Üst pencereden dinliyordunuz. Sesiniz geliyordu.
“Hocalarda
slogan atıyor diye.” İdareye elbette iletilmiştir. Düşünce suçlusu olsak da,
duyarlıyız! Haksızlığa…”
O
gece olanları Eşi’ne anlattı. Önüne gelene, gidene anlattı. İnsanın
psikolojisinin değişimini, endişesini çok yakından görmüştü.
Gecenin
karanlığında Eşi uykunun derinliklerine dalıp gitmişti. Kendisi de odada
divanın üzerinde bağdaş kurmuş, düşünce âlemine dalıp gitmişti. Dalıp gitmeler
sadece bu geceye ait değildi.
Yalnız
düşünen sadece o mu? Ya Eşi? Onunla birlikte yaşamında ilk defa gözaltına
alınmıştı. İşsiz kaldığı gibi Sakıncalı’nın hiçbir arkadaşı evine gelip ne oldu?
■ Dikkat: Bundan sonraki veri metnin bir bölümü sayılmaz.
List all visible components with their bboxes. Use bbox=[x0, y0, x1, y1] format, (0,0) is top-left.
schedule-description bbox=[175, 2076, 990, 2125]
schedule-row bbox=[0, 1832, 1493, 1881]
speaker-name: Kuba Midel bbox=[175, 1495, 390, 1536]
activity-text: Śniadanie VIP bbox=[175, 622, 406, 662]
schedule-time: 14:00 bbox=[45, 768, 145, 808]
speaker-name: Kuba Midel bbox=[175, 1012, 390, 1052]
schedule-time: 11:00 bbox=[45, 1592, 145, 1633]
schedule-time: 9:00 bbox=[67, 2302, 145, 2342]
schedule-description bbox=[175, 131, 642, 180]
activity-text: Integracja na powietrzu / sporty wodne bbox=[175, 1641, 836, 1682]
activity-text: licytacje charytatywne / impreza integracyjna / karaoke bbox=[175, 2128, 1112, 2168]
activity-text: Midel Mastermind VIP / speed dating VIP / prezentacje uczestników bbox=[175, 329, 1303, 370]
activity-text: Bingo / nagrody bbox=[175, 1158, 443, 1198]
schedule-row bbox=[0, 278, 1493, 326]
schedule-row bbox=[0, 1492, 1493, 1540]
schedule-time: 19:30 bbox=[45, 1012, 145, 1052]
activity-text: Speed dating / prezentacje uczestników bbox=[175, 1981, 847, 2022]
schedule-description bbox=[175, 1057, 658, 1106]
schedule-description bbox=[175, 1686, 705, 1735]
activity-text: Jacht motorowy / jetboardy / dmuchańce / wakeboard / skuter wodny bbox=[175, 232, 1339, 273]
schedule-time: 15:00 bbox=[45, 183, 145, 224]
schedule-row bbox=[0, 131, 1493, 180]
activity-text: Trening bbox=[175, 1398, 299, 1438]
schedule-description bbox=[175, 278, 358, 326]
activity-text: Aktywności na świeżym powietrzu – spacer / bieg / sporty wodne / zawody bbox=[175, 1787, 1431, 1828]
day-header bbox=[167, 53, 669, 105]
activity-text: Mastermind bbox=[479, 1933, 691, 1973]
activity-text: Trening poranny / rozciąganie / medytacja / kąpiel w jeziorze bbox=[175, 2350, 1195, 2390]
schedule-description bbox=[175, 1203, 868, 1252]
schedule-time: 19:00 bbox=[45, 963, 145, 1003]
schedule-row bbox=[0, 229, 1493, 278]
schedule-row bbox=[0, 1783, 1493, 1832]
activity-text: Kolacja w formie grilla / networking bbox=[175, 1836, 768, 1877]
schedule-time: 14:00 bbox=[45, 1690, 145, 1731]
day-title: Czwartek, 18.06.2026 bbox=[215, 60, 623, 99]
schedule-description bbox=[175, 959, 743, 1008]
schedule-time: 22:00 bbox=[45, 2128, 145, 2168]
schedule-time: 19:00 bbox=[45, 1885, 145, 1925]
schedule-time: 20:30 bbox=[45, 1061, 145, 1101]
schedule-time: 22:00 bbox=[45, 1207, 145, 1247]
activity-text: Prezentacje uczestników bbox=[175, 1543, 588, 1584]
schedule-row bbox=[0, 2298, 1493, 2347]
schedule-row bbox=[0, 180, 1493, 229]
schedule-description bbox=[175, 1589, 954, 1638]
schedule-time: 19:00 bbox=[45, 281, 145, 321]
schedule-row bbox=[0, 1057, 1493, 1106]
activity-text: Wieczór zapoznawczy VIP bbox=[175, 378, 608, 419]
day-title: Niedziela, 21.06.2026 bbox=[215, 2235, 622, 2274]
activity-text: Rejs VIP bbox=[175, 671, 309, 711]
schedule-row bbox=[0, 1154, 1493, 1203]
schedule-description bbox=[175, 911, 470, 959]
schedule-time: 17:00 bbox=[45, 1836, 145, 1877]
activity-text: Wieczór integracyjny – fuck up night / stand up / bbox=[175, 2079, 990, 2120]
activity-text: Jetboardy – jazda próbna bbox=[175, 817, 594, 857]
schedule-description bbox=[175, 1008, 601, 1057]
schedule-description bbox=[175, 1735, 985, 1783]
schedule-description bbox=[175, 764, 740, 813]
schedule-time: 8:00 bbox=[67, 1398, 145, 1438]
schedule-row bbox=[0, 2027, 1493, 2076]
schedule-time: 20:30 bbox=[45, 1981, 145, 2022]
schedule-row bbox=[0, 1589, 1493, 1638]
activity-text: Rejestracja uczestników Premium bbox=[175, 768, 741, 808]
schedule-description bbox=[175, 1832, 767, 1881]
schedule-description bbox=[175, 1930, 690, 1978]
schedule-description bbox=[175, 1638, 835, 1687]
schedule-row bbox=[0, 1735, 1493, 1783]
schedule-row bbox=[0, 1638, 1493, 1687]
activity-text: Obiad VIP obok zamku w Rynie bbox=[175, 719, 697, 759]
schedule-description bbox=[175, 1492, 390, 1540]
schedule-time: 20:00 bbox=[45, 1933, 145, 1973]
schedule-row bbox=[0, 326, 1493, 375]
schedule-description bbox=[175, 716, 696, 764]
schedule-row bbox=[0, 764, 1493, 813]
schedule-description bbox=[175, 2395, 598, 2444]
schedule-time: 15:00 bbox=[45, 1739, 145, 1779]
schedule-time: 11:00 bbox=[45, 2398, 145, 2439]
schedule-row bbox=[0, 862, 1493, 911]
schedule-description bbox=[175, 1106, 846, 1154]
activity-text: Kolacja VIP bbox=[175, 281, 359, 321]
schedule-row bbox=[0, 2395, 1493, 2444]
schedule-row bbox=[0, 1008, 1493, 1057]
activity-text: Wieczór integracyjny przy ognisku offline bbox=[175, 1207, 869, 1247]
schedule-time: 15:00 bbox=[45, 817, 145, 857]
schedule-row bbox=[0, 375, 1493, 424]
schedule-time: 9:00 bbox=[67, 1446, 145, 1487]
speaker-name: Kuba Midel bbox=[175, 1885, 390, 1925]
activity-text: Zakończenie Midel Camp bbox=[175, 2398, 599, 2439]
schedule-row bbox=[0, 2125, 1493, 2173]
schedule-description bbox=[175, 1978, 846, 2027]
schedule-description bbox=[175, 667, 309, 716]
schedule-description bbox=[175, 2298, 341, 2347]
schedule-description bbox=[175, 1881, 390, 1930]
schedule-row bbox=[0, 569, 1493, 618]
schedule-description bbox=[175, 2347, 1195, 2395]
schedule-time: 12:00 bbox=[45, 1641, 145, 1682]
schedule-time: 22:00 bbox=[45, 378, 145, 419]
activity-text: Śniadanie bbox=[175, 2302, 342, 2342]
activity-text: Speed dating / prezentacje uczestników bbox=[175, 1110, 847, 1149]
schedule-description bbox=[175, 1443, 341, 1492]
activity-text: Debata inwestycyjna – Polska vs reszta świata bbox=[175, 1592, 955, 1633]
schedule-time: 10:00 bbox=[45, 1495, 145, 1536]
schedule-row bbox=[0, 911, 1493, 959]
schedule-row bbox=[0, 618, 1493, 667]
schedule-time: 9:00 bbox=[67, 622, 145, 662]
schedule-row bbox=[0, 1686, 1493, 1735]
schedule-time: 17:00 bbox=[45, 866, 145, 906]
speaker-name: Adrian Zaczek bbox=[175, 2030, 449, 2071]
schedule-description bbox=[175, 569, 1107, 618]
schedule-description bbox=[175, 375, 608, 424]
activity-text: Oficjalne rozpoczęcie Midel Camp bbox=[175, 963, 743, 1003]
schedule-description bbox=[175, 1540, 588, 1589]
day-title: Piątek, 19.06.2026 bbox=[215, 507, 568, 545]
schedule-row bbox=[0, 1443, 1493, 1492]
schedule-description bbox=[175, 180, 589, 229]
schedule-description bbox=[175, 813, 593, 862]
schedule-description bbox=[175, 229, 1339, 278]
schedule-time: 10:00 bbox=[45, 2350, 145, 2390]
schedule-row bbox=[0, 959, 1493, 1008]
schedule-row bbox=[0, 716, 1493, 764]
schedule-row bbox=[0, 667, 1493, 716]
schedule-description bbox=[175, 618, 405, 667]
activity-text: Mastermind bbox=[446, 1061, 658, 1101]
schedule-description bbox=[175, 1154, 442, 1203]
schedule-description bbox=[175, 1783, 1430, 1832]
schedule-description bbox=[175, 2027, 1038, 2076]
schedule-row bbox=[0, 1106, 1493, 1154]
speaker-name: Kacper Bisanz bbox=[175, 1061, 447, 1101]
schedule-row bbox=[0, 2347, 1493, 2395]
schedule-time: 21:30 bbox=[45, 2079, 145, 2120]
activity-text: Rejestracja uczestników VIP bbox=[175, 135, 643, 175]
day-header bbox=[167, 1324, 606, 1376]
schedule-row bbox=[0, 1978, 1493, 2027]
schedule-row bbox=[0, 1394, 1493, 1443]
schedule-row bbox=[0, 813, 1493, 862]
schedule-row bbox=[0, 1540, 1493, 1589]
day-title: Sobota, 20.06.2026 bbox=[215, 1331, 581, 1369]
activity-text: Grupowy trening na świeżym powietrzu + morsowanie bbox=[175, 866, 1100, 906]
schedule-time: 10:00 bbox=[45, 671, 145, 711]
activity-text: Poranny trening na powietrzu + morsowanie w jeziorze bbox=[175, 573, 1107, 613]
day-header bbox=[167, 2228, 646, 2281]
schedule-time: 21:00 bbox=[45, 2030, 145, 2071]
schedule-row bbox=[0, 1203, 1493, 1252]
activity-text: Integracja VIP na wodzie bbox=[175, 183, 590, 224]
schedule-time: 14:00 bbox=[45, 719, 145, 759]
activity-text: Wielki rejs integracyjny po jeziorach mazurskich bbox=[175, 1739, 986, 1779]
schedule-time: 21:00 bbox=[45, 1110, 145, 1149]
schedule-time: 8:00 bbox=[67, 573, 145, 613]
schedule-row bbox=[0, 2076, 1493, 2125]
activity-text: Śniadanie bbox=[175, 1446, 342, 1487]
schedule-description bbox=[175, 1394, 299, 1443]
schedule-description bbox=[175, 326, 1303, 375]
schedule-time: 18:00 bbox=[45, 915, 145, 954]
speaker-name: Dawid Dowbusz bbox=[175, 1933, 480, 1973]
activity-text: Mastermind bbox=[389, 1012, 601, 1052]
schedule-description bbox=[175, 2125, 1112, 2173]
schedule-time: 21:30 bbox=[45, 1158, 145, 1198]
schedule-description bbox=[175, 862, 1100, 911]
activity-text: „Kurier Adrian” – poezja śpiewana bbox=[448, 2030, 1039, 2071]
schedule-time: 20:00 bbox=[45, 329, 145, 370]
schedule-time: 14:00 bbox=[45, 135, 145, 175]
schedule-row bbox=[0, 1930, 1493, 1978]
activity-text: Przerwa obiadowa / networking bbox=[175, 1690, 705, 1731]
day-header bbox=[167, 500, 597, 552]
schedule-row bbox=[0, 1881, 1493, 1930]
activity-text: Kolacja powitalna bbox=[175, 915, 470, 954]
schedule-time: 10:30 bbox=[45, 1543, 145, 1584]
Bile dememişlerdi, sormamışlardı.
Düşünmekten
bunalmış olmalı ki, bulunduğu yeri terk ederek mutfaktaki çeşmenin başına gelir
gelmez musluğa eli gitti. Akan suyun altına iki elini birleştirip, hemen ağzını
suya götürdü. İçtikçe içiyordu. Sonra iki elinin arasında biriken suyu suratına
fırlattı. Çeşmeyi kapatır kapatmaz, ellerini, yüzünü havlu ile kurulamadan
mutfağa geçti.
Pencereyi
açıp dışarıya bakındı. Giden zaman dilimlerini mi arıyordu? O zaman
dilimlerinde ne vardı? Ya da yaptığı hataları onarmak mı istiyordu? Yoksa
doğruları üzerinden yoluna devam etmek mi istiyordu?
Uzaklardan
anlayamadığı bir kokuyu aldı. Mırıldanarak:
“Bu
koku… evet koku!”
F
Harfi Dört Duvar’da yattığı bir gün sabah sayımından sonra ikinci katta bulunan
pencerenin önüne gelmiş, başını iki yuvarlak demire dayamış, gözlerini yumduğu
bir anda burnuna tezek kokusu gelmişti.
“
Yakınlarda bir köy var. Tezek kokusu alıyorum.”
Yazar
havalandırmadan hızlı adımlarla gelerek merdiveni çıkarak pencereye yanaştı. Burnuna
koku gelmedi:
“
Uzaklardan gelmiş olmasın?”
“Sanmam
yakınlardan gelmiştir.”
Konuşurlarken
köpeğin ‘hav haaaavvv’ sesi duyuldu. İkisi olduğu yerde kulaklarını
kabarttılar. ‘Möööö, möööö’ sesiyle ikisinin suratında sevinç belirtisi vardı. Ses
kesildi. Yüzler buruşturuldu.
Geceler
ve gündüzler birbirini kovalamaya devam ederken, günler su gibi zamanın
akışında kaybolmuş, gitmişti.
Sakıncalı
sabahın erken vaktinde Büyük Merkez’e gitmişti. Orada bulaşık işi bakıyordu.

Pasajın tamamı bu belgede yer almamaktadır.